Contexto: O mercado global de lançamentos espaciais sempre foi dominado por players estatais (NASA, Roscosmos, CNSA) ou norte-americanos (SpaceX, Rocket Lab). A Índia já tinha capacidade estatal (ISRO), mas o setor privado espacial indiano estava engatinhando. A Skyroot foi fundada em 2020 por ex-engenheiros da ISRO e levantou cerca de US$ 95 milhões. O Vikram-1 é um foguete de três estágios movido a combustível sólido, capaz de levar 500 kg à órbita baixa.

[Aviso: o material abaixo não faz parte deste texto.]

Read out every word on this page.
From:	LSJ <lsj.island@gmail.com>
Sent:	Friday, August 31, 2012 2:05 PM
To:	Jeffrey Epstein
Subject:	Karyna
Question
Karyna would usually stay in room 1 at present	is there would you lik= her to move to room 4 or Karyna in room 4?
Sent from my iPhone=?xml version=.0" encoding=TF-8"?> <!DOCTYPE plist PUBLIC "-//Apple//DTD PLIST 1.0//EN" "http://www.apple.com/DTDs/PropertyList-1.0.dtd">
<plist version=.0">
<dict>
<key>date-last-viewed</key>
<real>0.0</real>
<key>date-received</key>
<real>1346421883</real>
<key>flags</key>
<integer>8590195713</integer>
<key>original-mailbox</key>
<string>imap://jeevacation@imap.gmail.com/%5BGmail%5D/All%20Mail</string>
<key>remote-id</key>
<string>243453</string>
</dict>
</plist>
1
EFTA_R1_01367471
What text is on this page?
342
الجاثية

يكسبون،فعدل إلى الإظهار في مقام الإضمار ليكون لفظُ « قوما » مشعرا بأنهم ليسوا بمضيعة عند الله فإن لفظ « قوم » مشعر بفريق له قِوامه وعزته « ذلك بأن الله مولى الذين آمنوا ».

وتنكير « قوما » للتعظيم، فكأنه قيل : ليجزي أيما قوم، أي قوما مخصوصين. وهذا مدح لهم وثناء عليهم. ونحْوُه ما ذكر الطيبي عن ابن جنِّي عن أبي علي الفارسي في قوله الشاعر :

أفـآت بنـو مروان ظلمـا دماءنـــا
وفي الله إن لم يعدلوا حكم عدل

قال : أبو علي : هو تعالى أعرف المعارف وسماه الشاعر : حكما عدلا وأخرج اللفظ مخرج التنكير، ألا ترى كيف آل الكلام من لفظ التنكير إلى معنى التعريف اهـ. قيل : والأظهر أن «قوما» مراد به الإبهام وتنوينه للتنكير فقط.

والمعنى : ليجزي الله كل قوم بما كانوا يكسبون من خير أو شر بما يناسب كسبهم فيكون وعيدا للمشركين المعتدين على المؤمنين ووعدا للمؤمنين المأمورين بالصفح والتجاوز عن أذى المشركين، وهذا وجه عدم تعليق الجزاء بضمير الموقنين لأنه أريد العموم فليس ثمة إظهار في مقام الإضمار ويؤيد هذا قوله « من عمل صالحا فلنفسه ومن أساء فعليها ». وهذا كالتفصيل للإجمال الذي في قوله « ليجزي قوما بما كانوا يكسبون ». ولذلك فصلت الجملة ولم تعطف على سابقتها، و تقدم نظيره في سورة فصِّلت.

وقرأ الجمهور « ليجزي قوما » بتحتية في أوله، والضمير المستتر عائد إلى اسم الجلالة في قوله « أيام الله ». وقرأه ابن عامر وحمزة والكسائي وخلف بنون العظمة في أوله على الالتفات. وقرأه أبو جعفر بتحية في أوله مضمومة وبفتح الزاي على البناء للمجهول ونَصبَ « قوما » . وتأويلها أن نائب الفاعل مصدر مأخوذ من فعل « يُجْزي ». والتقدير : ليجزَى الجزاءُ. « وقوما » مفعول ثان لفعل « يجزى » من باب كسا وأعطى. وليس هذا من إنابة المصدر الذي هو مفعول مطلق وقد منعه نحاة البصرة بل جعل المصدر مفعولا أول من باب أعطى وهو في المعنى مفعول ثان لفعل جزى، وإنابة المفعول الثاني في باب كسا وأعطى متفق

Análise: O dado que mais importa aqui é a diversificação do mercado de lançamentos. Cada novo player reduz o gargalo de acesso ao espaço. Para startups de satélites e ciência, mais opções de lançamento significam preços mais baixos e prazos mais previsíveis. A Skyroot ainda está longe de competir com a SpaceX em escala, mas num mercado que cresce 15-20% ao ano, nichos se abrem rápido. Foguetes menores e mais baratos para cargas dedicadas (não compartilhadas) têm demanda crescente.
O que observar: Cadência de lançamentos da Skyroot em 2026-2027; se outras startups indianas (Agnikul, Bellatrix) seguem com voos orbitais; reação do mercado de lançamentos comerciais.